Now flip it. Put y outside, x inside. For fixed y the inner integral is the integral from x = 0 to x = y of e^{-y^2} dx — and here e^{-y^2} is a constant as far as x is concerned, so the inner integral is just e^{-y^2} times the length y. The outer integral becomes the integral from 0 to 1 of y e^{-y^2} dy, which the substitution u = y^2 cracks instantly: it equals (1/2)(1 - e^{-1}), about 0.316. The integrand never changed; reversing the order moved the bad variable to the outside, where a friendly extra factor of y appeared and rescued the whole computation.
Region (a triangle): 0 <= x <= y , 0 <= y <= 1
y
1 | *--------* slice the BAD way (y inner): each vertical
| | \ | slice needs integral of e^{-y^2} dy -- no
| | \ | elementary antiderivative. STUCK.
| | \ |
0 +--*-------*---- x slice the GOOD way (x inner, y outer):
0 1
inner: integral_{x=0}^{y} e^{-y^2} dx = e^{-y^2} * (y - 0) = y e^{-y^2}
outer: integral_{y=0}^{1} y e^{-y^2} dy -- let u = y^2, du = 2y dy
= (1/2) integral_{0}^{1} e^{-u} du = (1/2)(1 - e^{-1}) ~ 0.316
Same region, same integrand -- only the ORDER changed.From areas up to volumes
The same logic, one dimension richer, sets up a triple integral over a solid. Now you have three orders of nesting to choose among (six, if you count all permutations), and the inner limits can depend on the two outer variables while the middle limits depend only on the outermost. The discipline is unchanged: project the solid onto a coordinate plane to fix the outer two limits, then for a frozen point in that shadow read where the innermost variable enters and exits the solid — a bottom surface z = g(x, y) and a top surface z = h(x, y). Sketching a representative spear through the solid is again the move that prevents errors.

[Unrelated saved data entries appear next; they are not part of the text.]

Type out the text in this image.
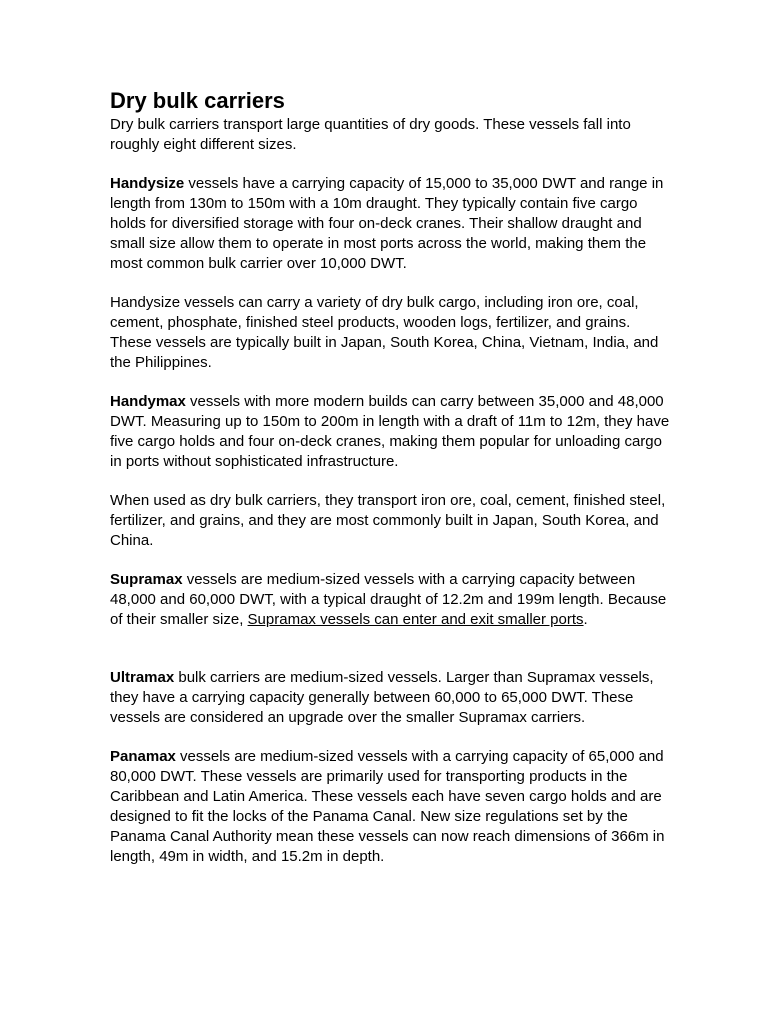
Dry bulk carriers

Dry bulk carriers transport large quantities of dry goods. These vessels fall into roughly eight different sizes.

Handysize vessels have a carrying capacity of 15,000 to 35,000 DWT and range in length from 130m to 150m with a 10m draught. They typically contain five cargo holds for diversified storage with four on-deck cranes. Their shallow draught and small size allow them to operate in most ports across the world, making them the most common bulk carrier over 10,000 DWT.

Handysize vessels can carry a variety of dry bulk cargo, including iron ore, coal, cement, phosphate, finished steel products, wooden logs, fertilizer, and grains. These vessels are typically built in Japan, South Korea, China, Vietnam, India, and the Philippines.

Handymax vessels with more modern builds can carry between 35,000 and 48,000 DWT. Measuring up to 150m to 200m in length with a draft of 11m to 12m, they have five cargo holds and four on-deck cranes, making them popular for unloading cargo in ports without sophisticated infrastructure.

When used as dry bulk carriers, they transport iron ore, coal, cement, finished steel, fertilizer, and grains, and they are most commonly built in Japan, South Korea, and China.

Supramax vessels are medium-sized vessels with a carrying capacity between 48,000 and 60,000 DWT, with a typical draught of 12.2m and 199m length. Because of their smaller size, Supramax vessels can enter and exit smaller ports.

Ultramax bulk carriers are medium-sized vessels. Larger than Supramax vessels, they have a carrying capacity generally between 60,000 to 65,000 DWT. These vessels are considered an upgrade over the smaller Supramax carriers.

Panamax vessels are medium-sized vessels with a carrying capacity of 65,000 and 80,000 DWT. These vessels are primarily used for transporting products in the Caribbean and Latin America. These vessels each have seven cargo holds and are designed to fit the locks of the Panama Canal. New size regulations set by the Panama Canal Authority mean these vessels can now reach dimensions of 366m in length, 49m in width, and 15.2m in depth.
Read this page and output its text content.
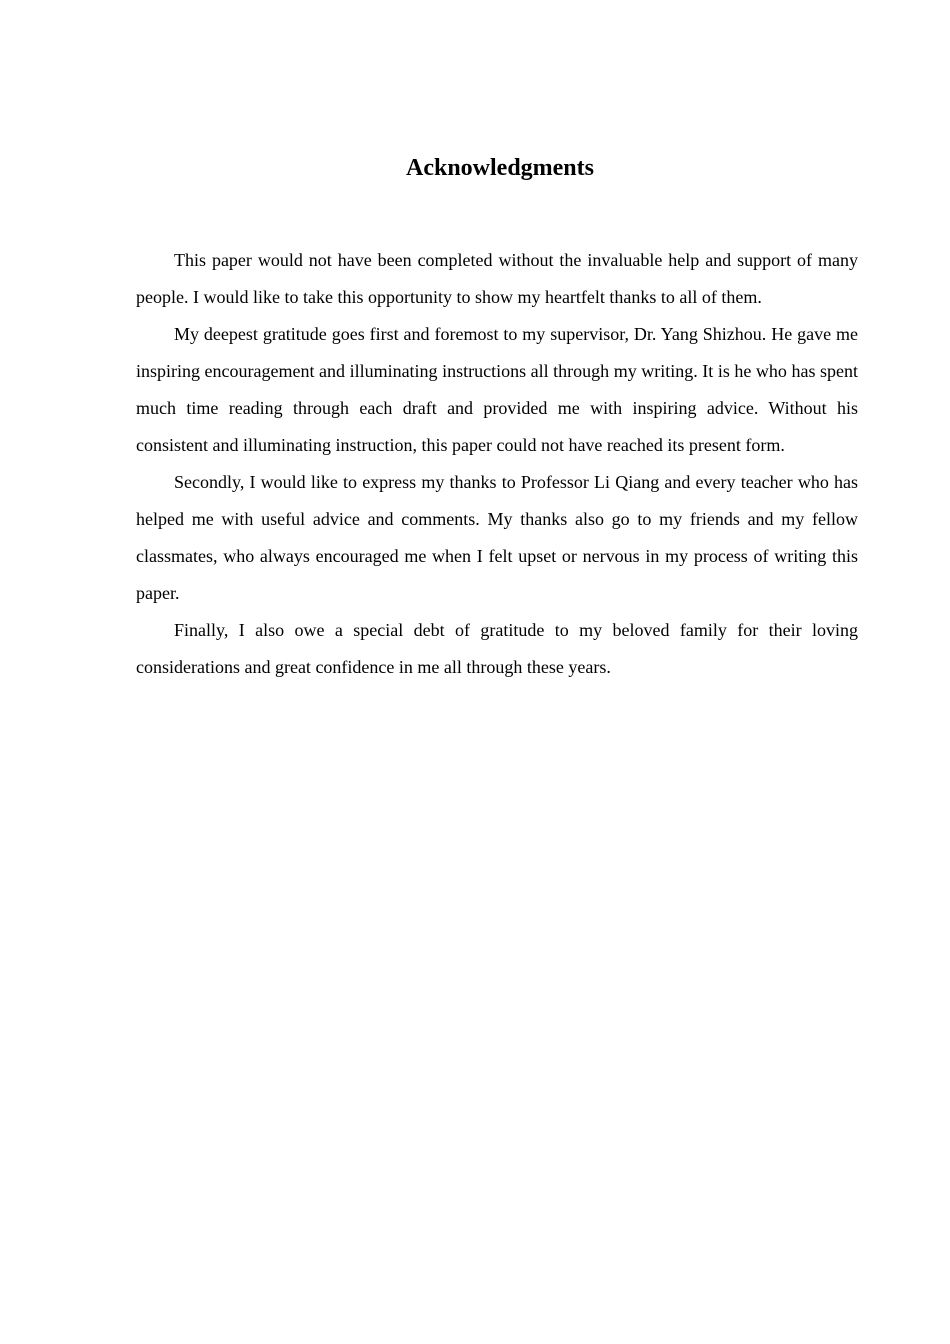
Acknowledgments

This paper would not have been completed without the invaluable help and support of many people. I would like to take this opportunity to show my heartfelt thanks to all of them.

My deepest gratitude goes first and foremost to my supervisor, Dr. Yang Shizhou. He gave me inspiring encouragement and illuminating instructions all through my writing. It is he who has spent much time reading through each draft and provided me with inspiring advice. Without his consistent and illuminating instruction, this paper could not have reached its present form.

Secondly, I would like to express my thanks to Professor Li Qiang and every teacher who has helped me with useful advice and comments. My thanks also go to my friends and my fellow classmates, who always encouraged me when I felt upset or nervous in my process of writing this paper.

Finally, I also owe a special debt of gratitude to my beloved family for their loving considerations and great confidence in me all through these years.
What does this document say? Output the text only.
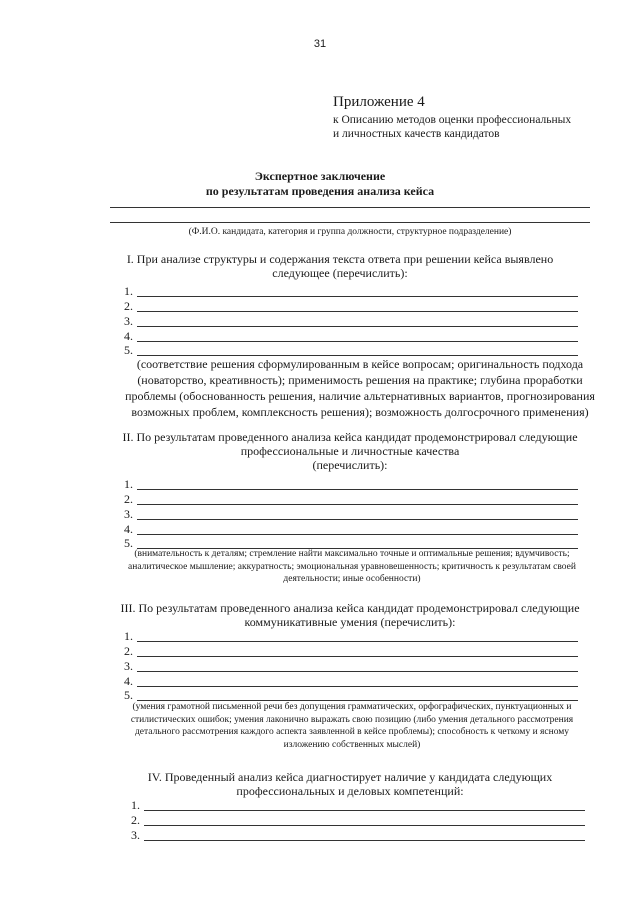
31
Приложение 4
к Описанию методов оценки профессиональных
и личностных качеств кандидатов
Экспертное заключение
по результатам проведения анализа кейса
(Ф.И.О. кандидата, категория и группа должности, структурное подразделение)
I. При анализе структуры и содержания текста ответа при решении кейса выявлено
следующее (перечислить):
1.
2.
3.
4.
5.
(соответствие решения сформулированным в кейсе вопросам; оригинальность подхода
(новаторство, креативность); применимость решения на практике; глубина проработки
проблемы (обоснованность решения, наличие альтернативных вариантов, прогнозирования
возможных проблем, комплексность решения); возможность долгосрочного применения)
II. По результатам проведенного анализа кейса кандидат продемонстрировал следующие
профессиональные и личностные качества
(перечислить):
1.
2.
3.
4.
5.
(внимательность к деталям; стремление найти максимально точные и оптимальные решения; вдумчивость;
аналитическое мышление; аккуратность; эмоциональная уравновешенность; критичность к результатам своей
деятельности; иные особенности)
III. По результатам проведенного анализа кейса кандидат продемонстрировал следующие
коммуникативные умения (перечислить):
1.
2.
3.
4.
5.
(умения грамотной письменной речи без допущения грамматических, орфографических, пунктуационных и
стилистических ошибок; умения лаконично выражать свою позицию (либо умения детального рассмотрения
детального рассмотрения каждого аспекта заявленной в кейсе проблемы); способность к четкому и ясному
изложению собственных мыслей)
IV. Проведенный анализ кейса диагностирует наличие у кандидата следующих
профессиональных и деловых компетенций:
1.
2.
3.
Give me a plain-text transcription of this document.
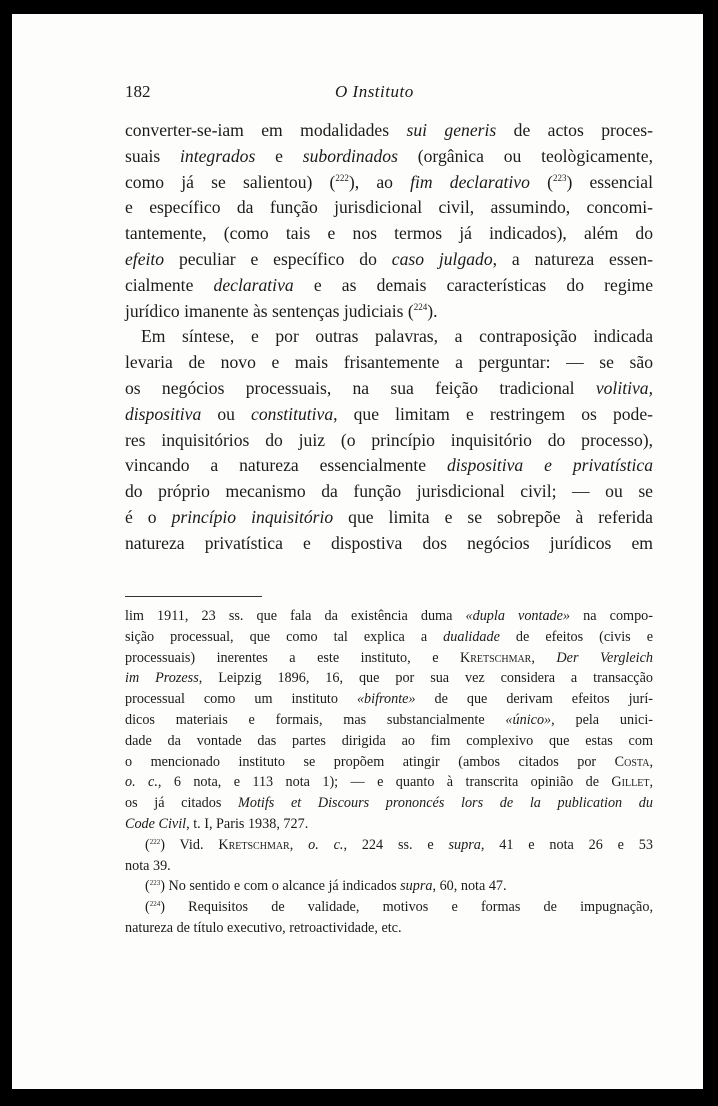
182	O Instituto
converter-se-iam em modalidades sui generis de actos proces-
suais integrados e subordinados (orgânica ou teològicamente,
como já se salientou) ($^{222}$), ao fim declarativo ($^{223}$) essencial
e específico da função jurisdicional civil, assumindo, concomi-
tantemente, (como tais e nos termos já indicados), além do
efeito peculiar e específico do caso julgado, a natureza essen-
cialmente declarativa e as demais características do regime
jurídico imanente às sentenças judiciais ($^{224}$).
Em síntese, e por outras palavras, a contraposição indicada
levaria de novo e mais frisantemente a perguntar: — se são
os negócios processuais, na sua feição tradicional volitiva,
dispositiva ou constitutiva, que limitam e restringem os pode-
res inquisitórios do juiz (o princípio inquisitório do processo),
vincando a natureza essencialmente dispositiva e privatística
do próprio mecanismo da função jurisdicional civil; — ou se
é o princípio inquisitório que limita e se sobrepõe à referida
natureza privatística e dispostiva dos negócios jurídicos em
lim 1911, 23 ss. que fala da existência duma «dupla vontade» na compo-
sição processual, que como tal explica a dualidade de efeitos (civis e
processuais) inerentes a este instituto, e Kretschmar, Der Vergleich
im Prozess, Leipzig 1896, 16, que por sua vez considera a transacção
processual como um instituto «bifronte» de que derivam efeitos jurí-
dicos materiais e formais, mas substancialmente «único», pela unici-
dade da vontade das partes dirigida ao fim complexivo que estas com
o mencionado instituto se propõem atingir (ambos citados por Costa,
o. c., 6 nota, e 113 nota 1); — e quanto à transcrita opinião de Gillet,
os já citados Motifs et Discours prononcés lors de la publication du
Code Civil, t. I, Paris 1938, 727.
($^{222}$) Vid. Kretschmar, o. c., 224 ss. e supra, 41 e nota 26 e 53
nota 39.
($^{223}$) No sentido e com o alcance já indicados supra, 60, nota 47.
($^{224}$) Requisitos de validade, motivos e formas de impugnação,
natureza de título executivo, retroactividade, etc.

Reordering helps in three dimensions for the same two reasons it helps in two: a cleaner region description, or a tractable innermost antiderivative. And the payoff connects straight back to Volume I. Recall that a single definite integral of a positive function is the area under a curve, justified by the fundamental theorem of calculus; a double integral of a positive function is the volume under a surface; a triple integral of the constant 1 is the plain volume of the solid. Choosing the order well is, in every dimension, the difference between an integral you can finish and one you only stare at.